Intel has nearly 5,000 employees across Ireland, and the American chip giant is one of Ireland’s largest employers and contributes significantly to the country’s GDP and tax collections.
But the move should come as no surprise, as it was reported in October that Intel was preparing to axe thousands of its staff, in a major headcount reduction.
Then when Intel posted its third quarter earnings results, it confirmed it would cut jobs and slow spending on new plants in an effort to save $3bn in 2023.

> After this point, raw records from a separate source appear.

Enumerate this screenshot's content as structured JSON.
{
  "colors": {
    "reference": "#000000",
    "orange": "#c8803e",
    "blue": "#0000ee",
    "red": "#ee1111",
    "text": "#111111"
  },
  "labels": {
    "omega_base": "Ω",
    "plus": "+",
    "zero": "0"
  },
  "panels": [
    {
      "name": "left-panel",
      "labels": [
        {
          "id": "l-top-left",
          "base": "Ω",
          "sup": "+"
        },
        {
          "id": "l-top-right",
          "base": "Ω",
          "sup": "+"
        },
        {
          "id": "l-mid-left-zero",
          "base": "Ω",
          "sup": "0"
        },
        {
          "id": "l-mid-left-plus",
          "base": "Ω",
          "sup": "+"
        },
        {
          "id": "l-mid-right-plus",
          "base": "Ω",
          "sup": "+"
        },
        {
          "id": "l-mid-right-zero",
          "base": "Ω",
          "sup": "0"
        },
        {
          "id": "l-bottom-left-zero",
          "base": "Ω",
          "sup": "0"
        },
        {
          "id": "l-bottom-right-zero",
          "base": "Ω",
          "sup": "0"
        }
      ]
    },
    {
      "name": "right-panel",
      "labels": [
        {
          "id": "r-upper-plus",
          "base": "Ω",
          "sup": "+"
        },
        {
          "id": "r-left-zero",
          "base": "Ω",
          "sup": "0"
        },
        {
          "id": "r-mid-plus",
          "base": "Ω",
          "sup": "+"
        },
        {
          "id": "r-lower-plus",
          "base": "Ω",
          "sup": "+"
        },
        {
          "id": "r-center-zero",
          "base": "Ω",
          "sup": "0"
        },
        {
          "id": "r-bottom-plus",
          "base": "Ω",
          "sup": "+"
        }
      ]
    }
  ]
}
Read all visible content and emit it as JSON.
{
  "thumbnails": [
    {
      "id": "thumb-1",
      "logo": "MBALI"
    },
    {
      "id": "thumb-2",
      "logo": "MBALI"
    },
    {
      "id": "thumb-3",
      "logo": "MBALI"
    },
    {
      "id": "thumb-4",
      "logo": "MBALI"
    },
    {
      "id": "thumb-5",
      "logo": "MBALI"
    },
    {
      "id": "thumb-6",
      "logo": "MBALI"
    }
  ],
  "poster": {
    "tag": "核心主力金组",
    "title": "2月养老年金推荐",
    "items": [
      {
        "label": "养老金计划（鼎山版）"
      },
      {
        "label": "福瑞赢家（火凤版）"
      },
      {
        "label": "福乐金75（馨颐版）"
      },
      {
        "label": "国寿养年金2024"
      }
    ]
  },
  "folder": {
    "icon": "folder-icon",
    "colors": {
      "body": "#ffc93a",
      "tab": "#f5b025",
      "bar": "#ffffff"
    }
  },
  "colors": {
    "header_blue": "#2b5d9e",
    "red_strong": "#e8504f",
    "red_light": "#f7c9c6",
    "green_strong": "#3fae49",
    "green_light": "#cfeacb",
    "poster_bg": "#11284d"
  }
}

Intel hopes to save as much as $10bn by 2025, but it is understood that the Irish unpaid leave announcement will not impact long-term investments planned by the chipmaker.
PC market decline
Intel did have 113,700 employees worldwide (as of July 2022), and any redundancies are expected to hit mostly sales and marketing departments.
It is no secret that the PC market is currently in decline.
In October analyst house IDC confirmed this again when it reported a 15 percent year on year decline in PC shipments.
This was a confirmation of the continuing decline in PC shipments it had reported on in July.
IDC noted that “cooling demand and uneven supply have contributed to a year-over-year contraction of 15 percent.”
But now as the world emerges from Covid-19 lockdowns and schools and offices reopen, people are spending less on PCs than they did during the two plus years of the pandemic.
Intel is also dealing with soaring inflation around the world, the worsening economic outlook, Covid-19 lockdowns in China, and Russia’s illegal invasion of Ukraine – all of which have damaged supply chains globally and dented consumer confidence, reining-in demand.